The plan was to come in on Tuesday June 18th and leave Tuesday June 25th. It wasn’t the best timing as we had 2 teams in-country that week and many more coming this summer, but Rob and I agreed that it was important to go if the price of flights dropped. They did go down, and I was off to NJ.
I stayed with my Mom during this visit and it was really fun because my grandfather and Uncle also were there. It was really fun to hear stories I never heard before. My grandmother served in the Army Air Corps during WWII. It is where she met my grandfather and they were married 2 months after meeting! Here is their wedding picture:
Because she was in the service, she was honored with a military service at the local Veteran’s Cemetery. My brother led the service and it was really cool at the end when they played taps and honored her service to our country by presenting my grandfather with a flag.
The day before I was to head back to Haiti, I had plans to go fishing out on my in-law’s boat. I was really looking forward to this! Unfortunately, I woke up in the middle of the night in serious pain. I knew what it was; I had had this a few times before. It was pain from my gallbladder. So instead of fishing, I called my doctor who said to head to the ER for testing.
I spent that Monday in hospital getting all the tests to diagnose gall stones. While it didn’t need to come out right away, there was a top surgeon on call who consulted with me before any tests were back. He said he was available to do the surgery that Wednesday, as long as all the tests confirmed the diagnosis. These pain attacks had been reoccurring with more frequency. I didn’t want it to get to a point where is was an emergency and be in Haiti!

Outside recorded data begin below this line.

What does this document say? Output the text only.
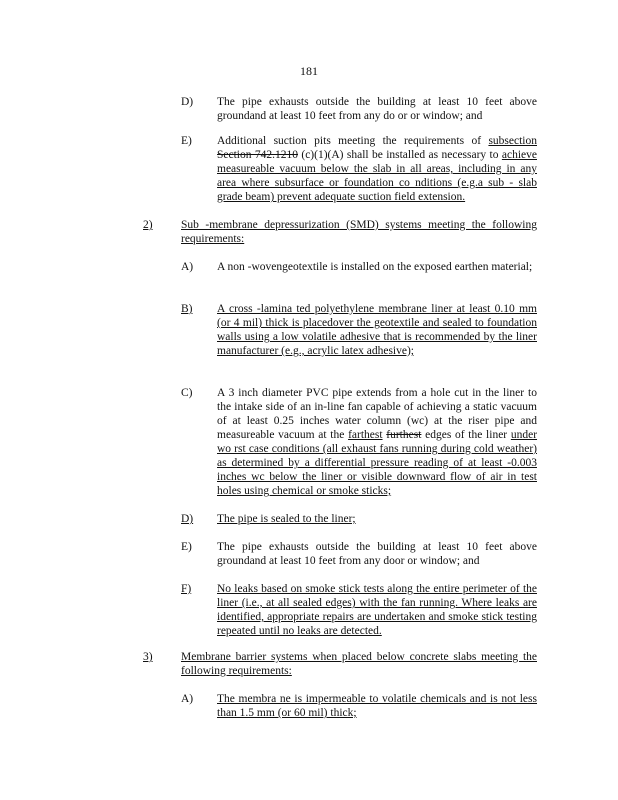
181
D) The pipe exhausts outside the building at least 10 feet above groundand at least 10 feet from any do or or window; and
E) Additional suction pits meeting the requirements of subsection Section 742.1210 (c)(1)(A) shall be installed as necessary to achieve measureable vacuum below the slab in all areas, including in any area where subsurface or foundation co nditions (e.g.a sub - slab grade beam) prevent adequate suction field extension.
2) Sub -membrane depressurization (SMD) systems meeting the following requirements:
A) A non -wovengeotextile is installed on the exposed earthen material;
B) A cross -lamina ted polyethylene membrane liner at least 0.10 mm (or 4 mil) thick is placedover the geotextile and sealed to foundation walls using a low volatile adhesive that is recommended by the liner manufacturer (e.g., acrylic latex adhesive);
C) A 3 inch diameter PVC pipe extends from a hole cut in the liner to the intake side of an in-line fan capable of achieving a static vacuum of at least 0.25 inches water column (wc) at the riser pipe and measureable vacuum at the farthest furthest edges of the liner under wo rst case conditions (all exhaust fans running during cold weather) as determined by a differential pressure reading of at least -0.003 inches wc below the liner or visible downward flow of air in test holes using chemical or smoke sticks;
D) The pipe is sealed to the liner;
E) The pipe exhausts outside the building at least 10 feet above groundand at least 10 feet from any door or window; and
F) No leaks based on smoke stick tests along the entire perimeter of the liner (i.e., at all sealed edges) with the fan running. Where leaks are identified, appropriate repairs are undertaken and smoke stick testing repeated until no leaks are detected.
3) Membrane barrier systems when placed below concrete slabs meeting the following requirements:
A) The membra ne is impermeable to volatile chemicals and is not less than 1.5 mm (or 60 mil) thick;
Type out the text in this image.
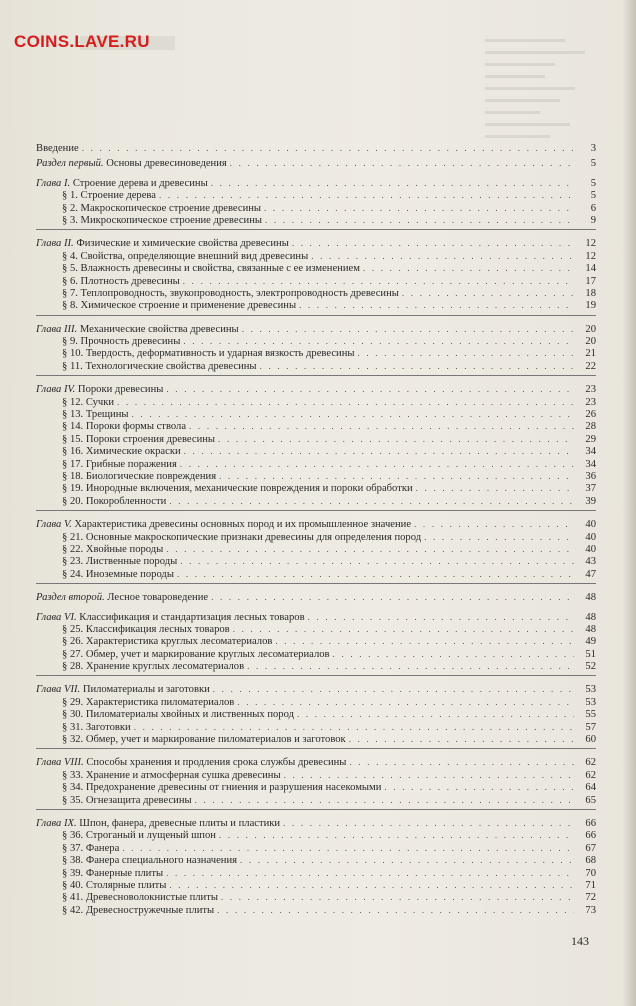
COINS.LAVE.RU
Введение . . .	3
Раздел первый. Основы древесиноведения . . .	5
Глава I. Строение дерева и древесины . . .	5
§ 1. Строение дерева . . .	5
§ 2. Макроскопическое строение древесины . . .	6
§ 3. Микроскопическое строение древесины . . .	9
Глава II. Физические и химические свойства древесины . . .	12
§ 4. Свойства, определяющие внешний вид древесины . . .	12
§ 5. Влажность древесины и свойства, связанные с ее изменением . . .	14
§ 6. Плотность древесины . . .	17
§ 7. Теплопроводность, звукопроводность, электропроводность древесины . . .	18
§ 8. Химическое строение и применение древесины . . .	19
Глава III. Механические свойства древесины . . .	20
§ 9. Прочность древесины . . .	20
§ 10. Твердость, деформативность и ударная вязкость древесины . . .	21
§ 11. Технологические свойства древесины . . .	22
Глава IV. Пороки древесины . . .	23
§ 12. Сучки . . .	23
§ 13. Трещины . . .	26
§ 14. Пороки формы ствола . . .	28
§ 15. Пороки строения древесины . . .	29
§ 16. Химические окраски . . .	34
§ 17. Грибные поражения . . .	34
§ 18. Биологические повреждения . . .	36
§ 19. Инородные включения, механические повреждения и пороки обработки . . .	37
§ 20. Покоробленности . . .	39
Глава V. Характеристика древесины основных пород и их промышленное значение . . .	40
§ 21. Основные макроскопические признаки древесины для определения пород . . .	40
§ 22. Хвойные породы . . .	40
§ 23. Лиственные породы . . .	43
§ 24. Иноземные породы . . .	47
Раздел второй. Лесное товароведение . . .	48
Глава VI. Классификация и стандартизация лесных товаров . . .	48
§ 25. Классификация лесных товаров . . .	48
§ 26. Характеристика круглых лесоматериалов . . .	49
§ 27. Обмер, учет и маркирование круглых лесоматериалов . . .	51
§ 28. Хранение круглых лесоматериалов . . .	52
Глава VII. Пиломатериалы и заготовки . . .	53
§ 29. Характеристика пиломатериалов . . .	53
§ 30. Пиломатериалы хвойных и лиственных пород . . .	55
§ 31. Заготовки . . .	57
§ 32. Обмер, учет и маркирование пиломатериалов и заготовок . . .	60
Глава VIII. Способы хранения и продления срока службы древесины . . .	62
§ 33. Хранение и атмосферная сушка древесины . . .	62
§ 34. Предохранение древесины от гниения и разрушения насекомыми . . .	64
§ 35. Огнезащита древесины . . .	65
Глава IX. Шпон, фанера, древесные плиты и пластики . . .	66
§ 36. Строганый и лущеный шпон . . .	66
§ 37. Фанера . . .	67
§ 38. Фанера специального назначения . . .	68
§ 39. Фанерные плиты . . .	70
§ 40. Столярные плиты . . .	71
§ 41. Древесноволокнистые плиты . . .	72
§ 42. Древесностружечные плиты . . .	73
143
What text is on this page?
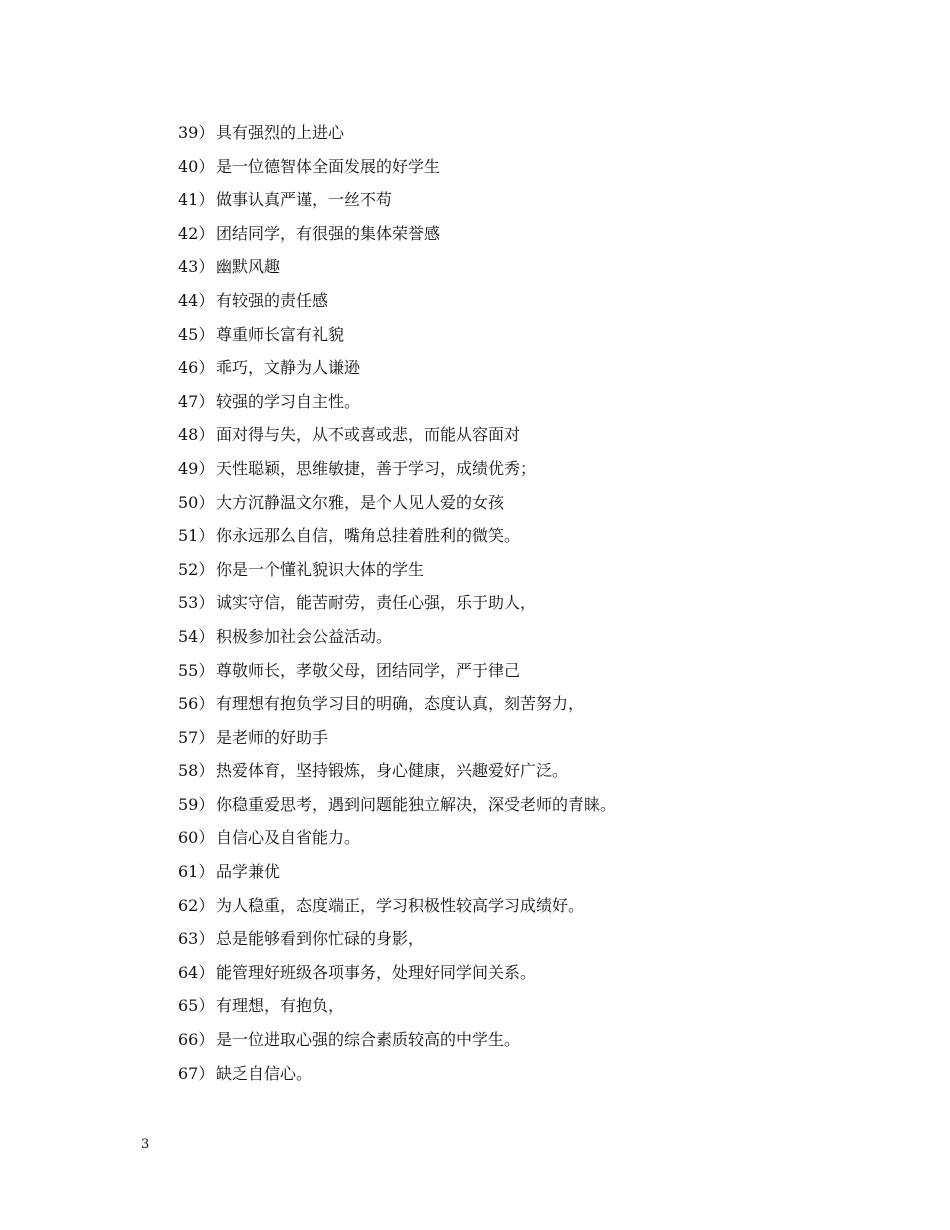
39） 具有强烈的上进心
40） 是一位德智体全面发展的好学生
41） 做事认真严谨，一丝不苟
42） 团结同学，有很强的集体荣誉感
43） 幽默风趣
44） 有较强的责任感
45） 尊重师长富有礼貌
46） 乖巧，文静为人谦逊
47） 较强的学习自主性。
48） 面对得与失，从不或喜或悲，而能从容面对
49） 天性聪颖，思维敏捷，善于学习，成绩优秀；
50） 大方沉静温文尔雅，是个人见人爱的女孩
51） 你永远那么自信，嘴角总挂着胜利的微笑。
52） 你是一个懂礼貌识大体的学生
53） 诚实守信，能苦耐劳，责任心强，乐于助人，
54） 积极参加社会公益活动。
55） 尊敬师长，孝敬父母，团结同学，严于律己
56） 有理想有抱负学习目的明确，态度认真，刻苦努力，
57） 是老师的好助手
58） 热爱体育，坚持锻炼，身心健康，兴趣爱好广泛。
59） 你稳重爱思考，遇到问题能独立解决，深受老师的青睐。
60） 自信心及自省能力。
61） 品学兼优
62） 为人稳重，态度端正，学习积极性较高学习成绩好。
63） 总是能够看到你忙碌的身影，
64） 能管理好班级各项事务，处理好同学间关系。
65） 有理想，有抱负，
66） 是一位进取心强的综合素质较高的中学生。
67） 缺乏自信心。
3
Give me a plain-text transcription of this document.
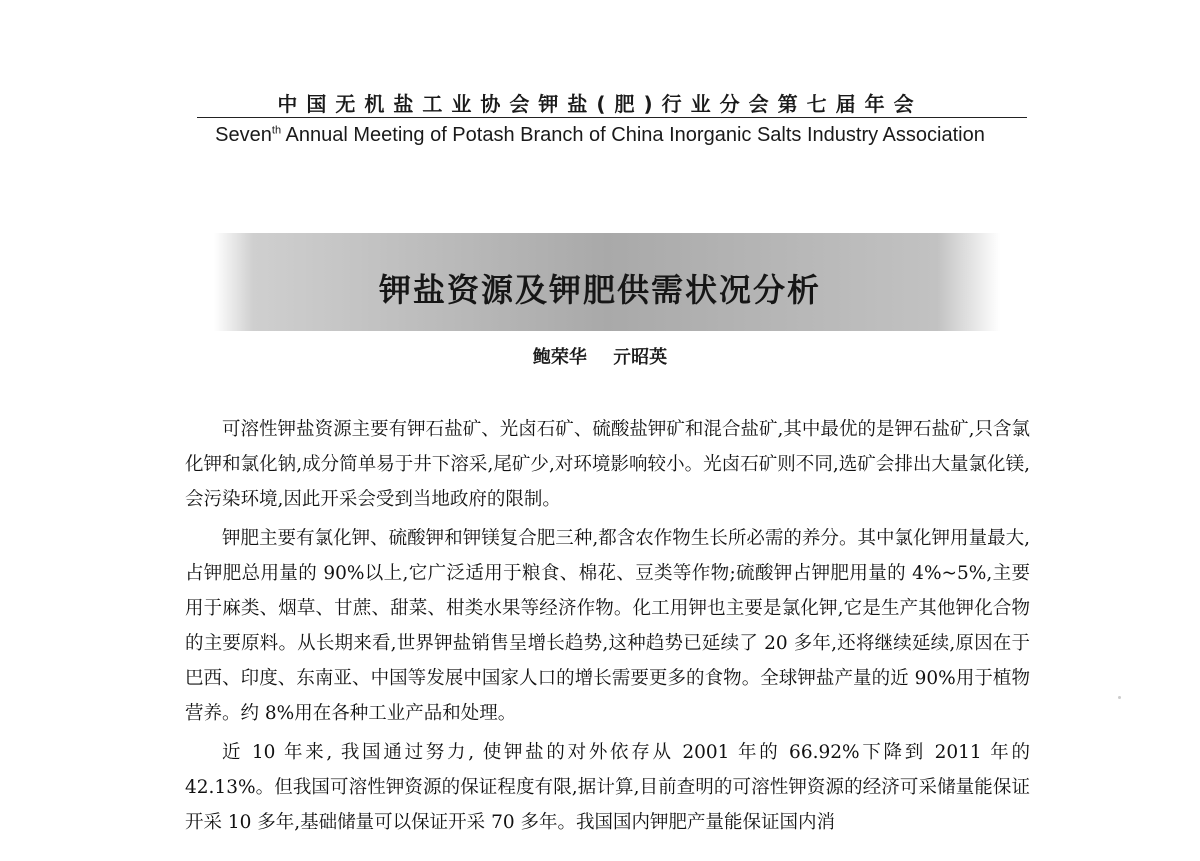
中国无机盐工业协会钾盐(肥)行业分会第七届年会
Seven$^{th}$ Annual Meeting of Potash Branch of China Inorganic Salts Industry Association
钾盐资源及钾肥供需状况分析
鲍荣华 亓昭英

可溶性钾盐资源主要有钾石盐矿、光卤石矿、硫酸盐钾矿和混合盐矿,其中最优的是钾石盐矿,只含氯化钾和氯化钠,成分简单易于井下溶采,尾矿少,对环境影响较小。光卤石矿则不同,选矿会排出大量氯化镁,会污染环境,因此开采会受到当地政府的限制。

钾肥主要有氯化钾、硫酸钾和钾镁复合肥三种,都含农作物生长所必需的养分。其中氯化钾用量最大,占钾肥总用量的 90%以上,它广泛适用于粮食、棉花、豆类等作物;硫酸钾占钾肥用量的 4%~5%,主要用于麻类、烟草、甘蔗、甜菜、柑类水果等经济作物。化工用钾也主要是氯化钾,它是生产其他钾化合物的主要原料。从长期来看,世界钾盐销售呈增长趋势,这种趋势已延续了 20 多年,还将继续延续,原因在于巴西、印度、东南亚、中国等发展中国家人口的增长需要更多的食物。全球钾盐产量的近 90%用于植物营养。约 8%用在各种工业产品和处理。

近 10 年来, 我国通过努力, 使钾盐的对外依存从 2001 年的 66.92%下降到 2011 年的 42.13%。但我国可溶性钾资源的保证程度有限,据计算,目前查明的可溶性钾资源的经济可采储量能保证开采 10 多年,基础储量可以保证开采 70 多年。我国国内钾肥产量能保证国内消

All in all, I ended up staying an extra week in NJ. I think it was harder on Rob and the kids! It was hard for him to be both Dad and Mom for 2 weeks as well as keep up with his work here, especially since it wasn’t expected. Many of you saw his running commentary on Facebook, which was pretty comical as times! My Mom took good care of me!
I was able to return home July 2nd. There was no better feeling than to hug and kiss my family. I’m recovering well and feeling pretty good.
What I want to say, Rob has already said here in a earlier post, but I want to say it again. Thank you, thank you, thank you for all your prayers, encouraging words and support! We felt so loved! So many people had words of encouragement for us and expressed they were praying. You were the body of Christ in a tangible way. Thank you!